Depremin ertesi günü Belçika’daki Türkiye Büyükelçiliği, konsoloslukları, Türk dernekleri ve camileri, Türk nüfusun yoğun bulunduğu belediyelerin yönetimleri büyük bir yardım kampanyası başlattılar. 

Türkiye Büyükelçiliği’nin başlattığı kampanyada nakdi bağışların, Kızılay’ın yanı sıra AFAD ve Türk Diyanet Vakfı aracılığıyla yapılması isteniyordu. Oysa, CHP Eskişehir Milletvekili Utku Çakırözer‘in de hemen açıkladığı gibi, AFAD ve Türk Diyanet Vakfı’ndaki yolsuzluk ve suistimaller ayyuka çıkmış bulunuyor.

Bu nedenledir ki, bu oyuna gelmek istemeyenler, nakdi bağışlarını aidiyet farkı gözetmeksizin hem Türkiye, hem de Suriye’deki felaketzedelere iletilmek üzere Belçika Kızıl Haçı‘nın ya da uluslararası insani yardım kurumlarının hesaplarına yapıyorlar.

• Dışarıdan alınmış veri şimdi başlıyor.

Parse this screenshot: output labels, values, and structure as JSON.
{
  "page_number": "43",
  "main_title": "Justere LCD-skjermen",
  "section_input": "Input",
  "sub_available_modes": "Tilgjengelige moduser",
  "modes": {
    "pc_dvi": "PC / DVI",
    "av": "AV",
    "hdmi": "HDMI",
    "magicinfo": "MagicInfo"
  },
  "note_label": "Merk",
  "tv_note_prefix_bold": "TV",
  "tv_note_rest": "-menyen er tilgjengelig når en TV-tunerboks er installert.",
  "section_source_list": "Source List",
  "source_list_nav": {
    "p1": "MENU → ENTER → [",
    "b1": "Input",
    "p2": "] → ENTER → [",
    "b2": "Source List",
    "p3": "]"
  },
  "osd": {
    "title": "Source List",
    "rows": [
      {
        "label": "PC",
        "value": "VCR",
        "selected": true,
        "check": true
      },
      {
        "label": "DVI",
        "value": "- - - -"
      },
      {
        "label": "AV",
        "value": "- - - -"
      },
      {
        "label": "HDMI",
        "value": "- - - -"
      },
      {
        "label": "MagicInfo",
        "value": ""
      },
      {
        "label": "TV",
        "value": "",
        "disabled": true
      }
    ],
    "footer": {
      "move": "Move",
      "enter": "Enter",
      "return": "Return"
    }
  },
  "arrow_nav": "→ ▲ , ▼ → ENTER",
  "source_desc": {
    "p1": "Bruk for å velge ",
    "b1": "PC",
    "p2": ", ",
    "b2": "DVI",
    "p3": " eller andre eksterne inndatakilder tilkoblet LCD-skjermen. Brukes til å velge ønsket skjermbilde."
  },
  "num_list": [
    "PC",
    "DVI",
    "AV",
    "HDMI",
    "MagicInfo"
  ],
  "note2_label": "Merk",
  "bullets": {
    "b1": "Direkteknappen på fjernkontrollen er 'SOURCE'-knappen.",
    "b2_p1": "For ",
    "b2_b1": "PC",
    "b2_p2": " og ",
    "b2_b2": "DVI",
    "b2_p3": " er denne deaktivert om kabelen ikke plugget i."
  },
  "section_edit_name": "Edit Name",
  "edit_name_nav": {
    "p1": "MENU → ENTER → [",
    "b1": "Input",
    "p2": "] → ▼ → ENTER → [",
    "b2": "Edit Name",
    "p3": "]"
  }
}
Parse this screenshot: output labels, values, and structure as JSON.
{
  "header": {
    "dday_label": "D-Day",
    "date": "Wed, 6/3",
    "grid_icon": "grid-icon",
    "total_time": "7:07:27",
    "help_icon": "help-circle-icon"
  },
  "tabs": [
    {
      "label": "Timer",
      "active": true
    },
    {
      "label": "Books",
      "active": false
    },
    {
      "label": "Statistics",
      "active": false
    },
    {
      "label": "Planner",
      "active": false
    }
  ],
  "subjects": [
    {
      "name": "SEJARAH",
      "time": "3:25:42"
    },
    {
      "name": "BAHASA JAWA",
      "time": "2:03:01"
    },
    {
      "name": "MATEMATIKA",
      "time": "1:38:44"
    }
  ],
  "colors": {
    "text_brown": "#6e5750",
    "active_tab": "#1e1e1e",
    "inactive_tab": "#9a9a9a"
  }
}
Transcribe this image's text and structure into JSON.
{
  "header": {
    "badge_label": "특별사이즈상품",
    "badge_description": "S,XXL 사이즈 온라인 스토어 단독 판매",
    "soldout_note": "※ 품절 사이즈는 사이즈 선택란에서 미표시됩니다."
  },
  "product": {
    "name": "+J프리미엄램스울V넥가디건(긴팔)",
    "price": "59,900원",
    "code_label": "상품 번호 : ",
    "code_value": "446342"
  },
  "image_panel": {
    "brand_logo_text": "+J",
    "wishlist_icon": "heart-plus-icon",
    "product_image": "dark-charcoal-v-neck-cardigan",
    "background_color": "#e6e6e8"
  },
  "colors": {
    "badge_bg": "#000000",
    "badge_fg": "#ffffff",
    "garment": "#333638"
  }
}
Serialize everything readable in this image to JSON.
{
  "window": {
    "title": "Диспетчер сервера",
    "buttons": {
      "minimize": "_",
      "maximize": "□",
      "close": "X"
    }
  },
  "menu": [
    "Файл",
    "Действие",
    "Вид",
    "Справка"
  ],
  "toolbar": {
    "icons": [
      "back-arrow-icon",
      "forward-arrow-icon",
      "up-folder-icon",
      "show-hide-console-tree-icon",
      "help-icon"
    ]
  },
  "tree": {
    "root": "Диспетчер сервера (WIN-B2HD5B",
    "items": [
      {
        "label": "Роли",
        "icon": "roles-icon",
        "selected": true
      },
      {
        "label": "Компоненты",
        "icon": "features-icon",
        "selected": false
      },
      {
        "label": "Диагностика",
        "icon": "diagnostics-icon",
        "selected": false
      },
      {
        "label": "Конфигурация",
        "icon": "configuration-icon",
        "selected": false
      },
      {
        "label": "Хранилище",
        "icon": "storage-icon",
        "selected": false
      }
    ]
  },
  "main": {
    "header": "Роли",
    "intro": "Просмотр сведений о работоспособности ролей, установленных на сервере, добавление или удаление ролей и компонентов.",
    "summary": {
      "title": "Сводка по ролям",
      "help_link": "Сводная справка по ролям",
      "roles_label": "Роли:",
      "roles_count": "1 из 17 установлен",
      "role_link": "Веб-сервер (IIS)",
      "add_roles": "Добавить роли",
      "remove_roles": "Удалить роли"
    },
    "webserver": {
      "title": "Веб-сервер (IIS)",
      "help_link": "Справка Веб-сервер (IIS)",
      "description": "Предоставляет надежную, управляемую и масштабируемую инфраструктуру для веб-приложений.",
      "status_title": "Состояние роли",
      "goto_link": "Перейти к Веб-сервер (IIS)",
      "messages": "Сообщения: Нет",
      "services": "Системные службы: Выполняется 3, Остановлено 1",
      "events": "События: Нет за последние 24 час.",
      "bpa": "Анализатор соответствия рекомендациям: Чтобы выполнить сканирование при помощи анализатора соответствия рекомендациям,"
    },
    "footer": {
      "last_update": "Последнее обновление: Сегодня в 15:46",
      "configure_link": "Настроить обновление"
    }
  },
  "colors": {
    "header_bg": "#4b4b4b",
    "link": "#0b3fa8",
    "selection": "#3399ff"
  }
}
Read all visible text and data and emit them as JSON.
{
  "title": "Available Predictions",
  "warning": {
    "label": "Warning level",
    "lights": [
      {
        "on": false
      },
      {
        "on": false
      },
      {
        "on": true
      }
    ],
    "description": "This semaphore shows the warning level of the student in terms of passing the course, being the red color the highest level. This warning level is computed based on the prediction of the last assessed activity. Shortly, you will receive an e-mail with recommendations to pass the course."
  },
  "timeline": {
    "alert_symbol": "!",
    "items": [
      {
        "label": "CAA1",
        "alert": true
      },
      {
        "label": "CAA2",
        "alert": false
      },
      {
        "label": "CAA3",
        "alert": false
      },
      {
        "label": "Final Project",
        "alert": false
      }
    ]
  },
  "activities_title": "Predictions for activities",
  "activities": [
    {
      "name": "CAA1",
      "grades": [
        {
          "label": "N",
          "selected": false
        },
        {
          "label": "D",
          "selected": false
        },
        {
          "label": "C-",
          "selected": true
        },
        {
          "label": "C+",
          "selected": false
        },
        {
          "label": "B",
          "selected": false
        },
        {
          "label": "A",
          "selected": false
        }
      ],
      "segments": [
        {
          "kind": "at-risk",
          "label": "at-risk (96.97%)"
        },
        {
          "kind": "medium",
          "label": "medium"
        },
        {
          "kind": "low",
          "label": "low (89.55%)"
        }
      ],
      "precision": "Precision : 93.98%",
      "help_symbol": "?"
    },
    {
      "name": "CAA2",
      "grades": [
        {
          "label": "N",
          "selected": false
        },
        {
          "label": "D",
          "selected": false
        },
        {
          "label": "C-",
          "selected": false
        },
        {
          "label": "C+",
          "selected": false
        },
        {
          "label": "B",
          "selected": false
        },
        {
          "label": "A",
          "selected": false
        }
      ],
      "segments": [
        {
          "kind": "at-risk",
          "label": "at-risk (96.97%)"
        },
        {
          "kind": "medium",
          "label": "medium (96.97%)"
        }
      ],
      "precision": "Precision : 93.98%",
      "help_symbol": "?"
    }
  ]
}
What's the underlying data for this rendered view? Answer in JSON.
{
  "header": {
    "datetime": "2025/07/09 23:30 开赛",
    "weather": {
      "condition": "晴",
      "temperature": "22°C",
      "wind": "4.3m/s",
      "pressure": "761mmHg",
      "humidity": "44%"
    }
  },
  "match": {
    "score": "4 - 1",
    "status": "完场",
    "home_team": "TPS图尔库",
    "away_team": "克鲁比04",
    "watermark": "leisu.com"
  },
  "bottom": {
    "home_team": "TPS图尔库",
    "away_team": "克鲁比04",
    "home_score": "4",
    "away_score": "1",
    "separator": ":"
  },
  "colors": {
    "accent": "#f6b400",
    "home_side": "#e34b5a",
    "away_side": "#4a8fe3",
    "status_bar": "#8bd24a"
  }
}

Belçika ayrıca Kırıkhan‘da bir sahra hastanesi kurmak üzere Türkiye’ye 43 kişilik bir ekip gönderdi.

Kürdistan Ulusal Kongresi de Kürdistan’daki felaketzedelere nakdi yardımların Kürt Kızıl Ayı (Heyva Sor a Kurdistanê) aracılığıyla yapılması çağrısında bulundu.

Edirne Cezaevi’nde tutuklu bulunan eski HDP Eş Genel Başkanı Selahattin Demirtaş da, sosyal medya hesabından, özellikle yurt dışında yaşayanların nakdi yardımlarının bir bölümünü Suriye ve Rojava bölgesine göndermelerini isteyen bir çağrı yaptı.

Şu ana kadar dünyanın çeşitli bölgelerinden 50’ye yakın ülke deprem sonrası Türkiye’ye yardım için seferber olmuş durumda. Türkiye’nin hukuken müttefiki olan Avrupa Konseyi ve NATO üyesi ülkelerin yanı sıra, Tayyip yönetiminin “hasım” saydığı, askeri operasyonlarla tehdit ettiği Yunanistan, Ermenistan ve Kıbrıs gibi ülkeler dahi deprem felaketzedelerinin yardıma koşuyor. 

Ancak, Le Vif dergisinde vurgulandığı gibi, bu uluslararası dayanışmada ağırlık Türkiye’ye verilirken Suriye nerdeyse kendi kaderine terkedilmiş durumda.

Örneğin Belçika’da, Türkiye ile dayanışma ifadesi için belediyelere, kiliselere, stadyumlara Türk bayrakları çekilir, hattâ bazı kiliselerde İstiklal Marşı çalınırken, hiçbir yerde Suriye bayrağına rastlanmıyor.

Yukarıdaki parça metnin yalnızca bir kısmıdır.